Let’s be clear, poisoning a baby with insulin, late at night with only one other staff member on the ward, is not a crime requiring great ingenuity, planning or skill. Just intent, opportunity and a modicum of technical know-how, all of which Letby possessed in her capacity as a neonatal nurse. Christopher Snowdon (whilst I agree with many of his points) refers to her as a “very clever woman”, adept at lying and also “very good in the witness box”. No, this is someone of ordinary intelligence, a criminal mastermind she is not. Granted, she took some precautions to be avoid being caught in terms of falsifying records but not more than that. On the contrary, many of her actions are quite reckless. Using her phone to do Facebook searches of the parents on the anniversaries of the children’s deaths and stashing handover notes under her bed, come to mind. Her performance in the witness box is hardly impressive.

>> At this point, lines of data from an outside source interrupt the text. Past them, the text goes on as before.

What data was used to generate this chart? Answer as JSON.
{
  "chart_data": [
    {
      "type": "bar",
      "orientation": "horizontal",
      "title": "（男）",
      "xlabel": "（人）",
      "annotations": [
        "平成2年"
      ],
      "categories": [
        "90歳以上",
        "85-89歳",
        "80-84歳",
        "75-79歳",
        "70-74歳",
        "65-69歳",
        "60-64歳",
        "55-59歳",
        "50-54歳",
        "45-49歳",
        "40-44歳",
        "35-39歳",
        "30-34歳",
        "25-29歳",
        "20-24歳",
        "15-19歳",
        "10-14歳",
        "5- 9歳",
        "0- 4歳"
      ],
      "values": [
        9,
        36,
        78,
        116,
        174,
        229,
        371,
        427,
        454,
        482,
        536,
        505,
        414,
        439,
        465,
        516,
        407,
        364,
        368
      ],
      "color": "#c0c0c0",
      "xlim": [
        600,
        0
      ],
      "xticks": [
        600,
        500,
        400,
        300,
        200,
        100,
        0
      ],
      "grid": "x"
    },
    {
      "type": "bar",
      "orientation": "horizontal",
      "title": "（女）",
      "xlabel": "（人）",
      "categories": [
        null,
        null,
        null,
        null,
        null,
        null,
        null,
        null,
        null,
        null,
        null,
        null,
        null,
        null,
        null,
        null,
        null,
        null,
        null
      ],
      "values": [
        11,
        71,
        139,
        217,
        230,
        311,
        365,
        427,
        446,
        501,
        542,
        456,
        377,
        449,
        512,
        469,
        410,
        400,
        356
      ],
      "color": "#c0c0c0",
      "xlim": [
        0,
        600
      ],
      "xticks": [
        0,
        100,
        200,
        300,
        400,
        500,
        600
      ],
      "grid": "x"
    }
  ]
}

When forced to account for the many irregularities that emerged, she can’t and reaches for her preferred stock answer: “No, I don’t agree”.
It was not a careful campaign of deception that allowed for Letby to evade capture for as long she did but a culture of complicity and timidity shielding her from direct accusation. Her fellow nurses and senior management had her back, fending off doctors’ concerns, principally Dr. Brearey’s, as to avoid making waves. Entirely self-serving, of course. The doctors relented albeit with misgivings, on my reading. (This internal friction between the professions was a significant feature and warrants inquiry in its own right).
In Letby, I ultimately recognise simply a deeply disturbed young woman who abused her position of trust in the most horrific way. Her handwritten confessions reflect a state of genuine mental turmoil, being wracked with guilt. I believe it’s possible to feel justified pity for her in spite of her appalling deeds. What is not an option, however, is to cling in vain to a notion that she’s innocent in the face of overwhelming evidence to the contrary, therein lies my appeal to her more thoughtful supporters.
A correction. Child L's insulin was recorded at 1,099 and C-peptide as 269. Prof. Hindmarsh described the insulin level of 1,099 as a minimum, not a maximum, because the time at which the blood sample was taken was in dispute. The prosecution argued it was taken around 3:30. The defence said it was taken earlier, as recorded by Dr. Mayberry's retrospective notes.
Child L's poisoning also continued after the final offending bag was disconnected, as the insulin had stuck to the giving set.
Split hairs aside, fantastic piece.
Oodles of psychological projectin of Phil's part as he describes Letby 'supporters' as desperate etc.
Others commentators have gone into great details about his faulty reason with regards to the science.
I would just like to ask: so how much insulin wuld she have needed to injedct. And why was none reported to be missing?